I have seen the remarks on the Facebook pages/groups too. I have PE500 and they are similar.
. My nearest authorized brother repairs should is 60 miles away and it is $150 just to walk in the door. So knowledge is a wonderful way to keep the machine going . Perhaps you could share your blog Post with the brother embroidery group on Facebook.

Margo said...

Interesting, Nadia. Thanks for sharing all the informative sewing machine advice.

cdm317 said...

This is so interesting. Thank you for the great post. Now I just need a machine so I can put your advice and knowledge to work.

Unknown said...

Can you do a tutorial on when and how to oil our machines?

Nadia (WithGlitteringEyes.blogspot.com) said...

Brother says not to oil your machine. I have a link on my embroidery page from Brother that explains. :)

Sandy Abernathy said...

You saved me a trip to the repair shop! One inch piece of thread was wreaking havoc on all my embroidery. Thank you.

Lindsay Schich said...

Thank you so much. I did what you did with re-threading, changing bobbins, changing the needle but with no luck. Found this last night and tried it today. I had a small piece of thread and lint stuck and now my machine is working again. What a relieft. Thank you again and thank your friend.

Bowmom said...

I found info on your blog in one of the Facebook groups I joined after the recent purchase of a Brother PE770. I enjoy it very much. Just reading through some older entries and I see this one....when I got to the part with Nelson's name and Baer's, my heart nearly jumped out of my chest. I was a regular customer there and not a week goes by that I don't have a thought of Baer's and wishing it was still open. I ran into my dear friends from there, Michelle S. and Mark H. a few years back at Panera but I haven't seen them since then. I am SO happy to see contact info for a wonderful, wonderful repairman! I am beyond excited over this post!!!

Thank you.

Nadia (WithGlitteringEyes.blogspot.com) said...

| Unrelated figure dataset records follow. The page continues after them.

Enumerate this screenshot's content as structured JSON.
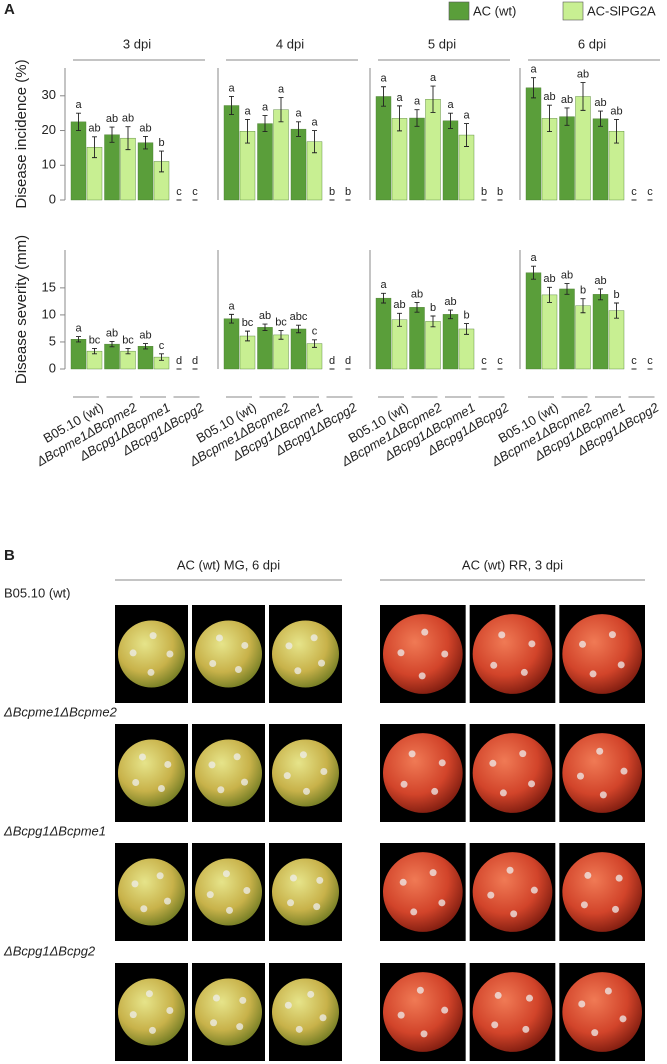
{
  "panel_labels": [
    "A",
    "B"
  ],
  "chart_data": [
    {
      "type": "bar",
      "title": "3 dpi",
      "ylabel": "Disease incidence (%)",
      "ylim": [
        0,
        38
      ],
      "yticks": [
        0,
        10,
        20,
        30
      ],
      "series": [
        {
          "name": "AC (wt)",
          "color": "#5a9e3a",
          "values": [
            22.5,
            18.8,
            16.5,
            0
          ],
          "errors": [
            2.5,
            2.2,
            1.8,
            0
          ],
          "letters": [
            "a",
            "ab",
            "ab",
            "c"
          ]
        },
        {
          "name": "AC-SlPG2A",
          "color": "#c8ef92",
          "values": [
            15.2,
            17.8,
            11.1,
            0
          ],
          "errors": [
            3.0,
            3.3,
            3.0,
            0
          ],
          "letters": [
            "ab",
            "ab",
            "b",
            "c"
          ]
        }
      ]
    },
    {
      "type": "bar",
      "title": "4 dpi",
      "ylim": [
        0,
        38
      ],
      "series": [
        {
          "color": "#5a9e3a",
          "values": [
            27.2,
            22.0,
            20.4,
            0
          ],
          "errors": [
            2.6,
            2.3,
            2.1,
            0
          ],
          "letters": [
            "a",
            "a",
            "a",
            "b"
          ]
        },
        {
          "color": "#c8ef92",
          "values": [
            19.8,
            26.0,
            16.8,
            0
          ],
          "errors": [
            3.4,
            3.5,
            3.2,
            0
          ],
          "letters": [
            "a",
            "a",
            "a",
            "b"
          ]
        }
      ]
    },
    {
      "type": "bar",
      "title": "5 dpi",
      "ylim": [
        0,
        38
      ],
      "series": [
        {
          "color": "#5a9e3a",
          "values": [
            29.8,
            23.6,
            22.8,
            0
          ],
          "errors": [
            2.8,
            2.4,
            2.2,
            0
          ],
          "letters": [
            "a",
            "a",
            "a",
            "b"
          ]
        },
        {
          "color": "#c8ef92",
          "values": [
            23.5,
            29.0,
            18.7,
            0
          ],
          "errors": [
            3.6,
            3.8,
            3.3,
            0
          ],
          "letters": [
            "a",
            "a",
            "a",
            "b"
          ]
        }
      ]
    },
    {
      "type": "bar",
      "title": "6 dpi",
      "ylim": [
        0,
        38
      ],
      "series": [
        {
          "color": "#5a9e3a",
          "values": [
            32.3,
            24.0,
            23.4,
            0
          ],
          "errors": [
            2.9,
            2.5,
            2.2,
            0
          ],
          "letters": [
            "a",
            "ab",
            "ab",
            "c"
          ]
        },
        {
          "color": "#c8ef92",
          "values": [
            23.5,
            29.8,
            19.8,
            0
          ],
          "errors": [
            3.8,
            4.0,
            3.4,
            0
          ],
          "letters": [
            "ab",
            "ab",
            "ab",
            "c"
          ]
        }
      ]
    },
    {
      "type": "bar",
      "ylabel": "Disease severity (mm)",
      "ylim": [
        0,
        22
      ],
      "yticks": [
        0,
        5,
        10,
        15
      ],
      "categories": [
        "B05.10 (wt)",
        "ΔBcpme1ΔBcpme2",
        "ΔBcpg1ΔBcpme1",
        "ΔBcpg1ΔBcpg2"
      ],
      "series": [
        {
          "color": "#5a9e3a",
          "values": [
            5.5,
            4.6,
            4.2,
            0
          ],
          "errors": [
            0.5,
            0.5,
            0.5,
            0
          ],
          "letters": [
            "a",
            "ab",
            "ab",
            "d"
          ]
        },
        {
          "color": "#c8ef92",
          "values": [
            3.3,
            3.3,
            2.2,
            0
          ],
          "errors": [
            0.5,
            0.5,
            0.6,
            0
          ],
          "letters": [
            "bc",
            "bc",
            "c",
            "d"
          ]
        }
      ]
    },
    {
      "type": "bar",
      "ylim": [
        0,
        22
      ],
      "categories": [
        "B05.10 (wt)",
        "ΔBcpme1ΔBcpme2",
        "ΔBcpg1ΔBcpme1",
        "ΔBcpg1ΔBcpg2"
      ],
      "series": [
        {
          "color": "#5a9e3a",
          "values": [
            9.3,
            7.7,
            7.4,
            0
          ],
          "errors": [
            0.8,
            0.6,
            0.7,
            0
          ],
          "letters": [
            "a",
            "ab",
            "abc",
            "d"
          ]
        },
        {
          "color": "#c8ef92",
          "values": [
            6.1,
            6.3,
            4.7,
            0
          ],
          "errors": [
            0.9,
            0.8,
            0.7,
            0
          ],
          "letters": [
            "bc",
            "bc",
            "c",
            "d"
          ]
        }
      ]
    },
    {
      "type": "bar",
      "ylim": [
        0,
        22
      ],
      "categories": [
        "B05.10 (wt)",
        "ΔBcpme1ΔBcpme2",
        "ΔBcpg1ΔBcpme1",
        "ΔBcpg1ΔBcpg2"
      ],
      "series": [
        {
          "color": "#5a9e3a",
          "values": [
            13.1,
            11.4,
            10.1,
            0
          ],
          "errors": [
            0.9,
            0.9,
            0.8,
            0
          ],
          "letters": [
            "a",
            "ab",
            "ab",
            "c"
          ]
        },
        {
          "color": "#c8ef92",
          "values": [
            9.1,
            8.8,
            7.4,
            0
          ],
          "errors": [
            1.2,
            1.0,
            1.0,
            0
          ],
          "letters": [
            "ab",
            "b",
            "b",
            "c"
          ]
        }
      ]
    },
    {
      "type": "bar",
      "ylim": [
        0,
        22
      ],
      "categories": [
        "B05.10 (wt)",
        "ΔBcpme1ΔBcpme2",
        "ΔBcpg1ΔBcpme1",
        "ΔBcpg1ΔBcpg2"
      ],
      "series": [
        {
          "color": "#5a9e3a",
          "values": [
            17.8,
            14.8,
            13.8,
            0
          ],
          "errors": [
            1.2,
            1.0,
            1.0,
            0
          ],
          "letters": [
            "a",
            "ab",
            "ab",
            "c"
          ]
        },
        {
          "color": "#c8ef92",
          "values": [
            13.7,
            11.7,
            10.8,
            0
          ],
          "errors": [
            1.4,
            1.3,
            1.4,
            0
          ],
          "letters": [
            "ab",
            "b",
            "b",
            "c"
          ]
        }
      ]
    }
  ],
  "panel_b": {
    "columns": [
      "AC (wt) MG, 6 dpi",
      "AC (wt) RR, 3 dpi"
    ],
    "rows": [
      "B05.10 (wt)",
      "ΔBcpme1ΔBcpme2",
      "ΔBcpg1ΔBcpme1",
      "ΔBcpg1ΔBcpg2"
    ]
  }
}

Bowmom! I know, it breaks my heart every time we go over the new bridge and pass what used to be Baer's! Mark is now at Z Salon. Not sure whatever happened to Michelle. Nelson will travel a bit to pick up a machine and is in Louisville often if that is where you are. So glad you found my blog.

Bowmom said...

Southern Indiana. I knew Mark was at Z, but I've only been there once. I use the 64 bridge more often, but drive around the old building now and again when I go to the new Wild Eggs. I never stop hoping another store like it will come along someday, but I believe the era has gone. We never knew how lucky we were until it was gone!

I am LOVING the blog and your site. I haven't had time to read it all yet, but I will. Keep up the great work!
Angela

Karen Hobbs said...

Thanks!!!! I had the same problem. Found your post yesterday. Dreamed about it last night. Lol opened it up and found my green blob of thread!!!!

renee allen said...

Thank God for yer friend and yer post. I was so frustrated. I fixed it and I am tickled, I also have a PE 500 I need instructions on the same thing. Is there a chance for pictures on this model also?